These Mountains Are Our Sacred Places: The Story of the Stoney People
Description
Contains Photos, Maps
$18.95
ISBN 1-894856-79-1
DDC 971.23004'97524
Author
Publisher
Year
Contributor
J.R. (Jim) Miller is Canada Research Chair of History at the University
of Saskatchewan. His latest works are Reflections on Native-Newcomer
Relations: Selected Essays and Lethal Legacy: Current Native
Controversies in Canada.
Review
First published in 1977, in part to commemorate the 100th anniversary of
Treaty 7 in southern Alberta, These Mountains Are Our Sacred Places has
enjoyed a good reputation among students of the First Nations of Canada.
Written by Stoney Chief John Snow, at the time of the first edition
also a United Church of Canada minister, These Mountains reviews very
briefly the pre-contact history of the Stoney, a Nakoda (Sioux) people
of the foothills of the Rockies, and then turns to a more detailed
survey of relations between the Stoney and non-Natives from contact to
the late 20th century. It effectively provides the Stoney view of Treaty
7 as a treaty of peace and friendship, rather than land surrender and
political submission, and explains the sense of betrayal that that First
Nation has experienced since 1877. In brief, what the Stoney understood
the treaty to have promised concerning reserves, food aid, and medical
help for the most part has not been forthcoming from the government of
Canada.
The volume recounts, largely from the records of the Department of
Indian Affairs but also with some oral history evidence, the Stoney
campaign for redress of its claims, especially that concerning the
inadequacy of the reserves they were assigned. It expresses eloquently
the sense of betrayal and disappointment the First Nation felt by the
time of the treaty’s centenary in 1977.
A new epilogue is the only addition to the original text.

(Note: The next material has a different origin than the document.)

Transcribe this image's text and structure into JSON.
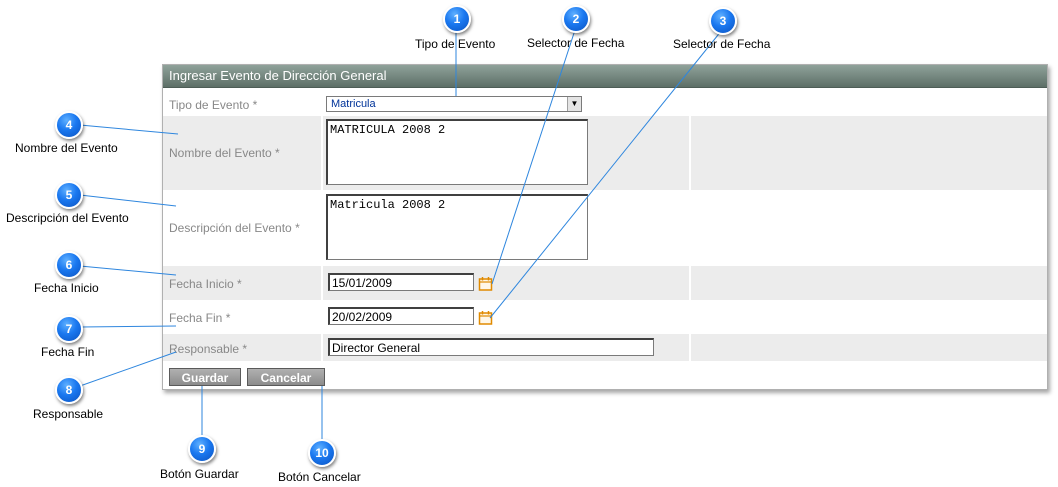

Unfortunately, it is rather disjointed in its argument and somewhat hard
to follow. Its single most important conclusion is that little has
changed for the Stoney since 1977. For his part, Chief Snow has changed:
he no longer considers himself an ordained Christian minister.
Written in an accessible, readable format, this republished volume of
Native–newcomer history is a welcome event.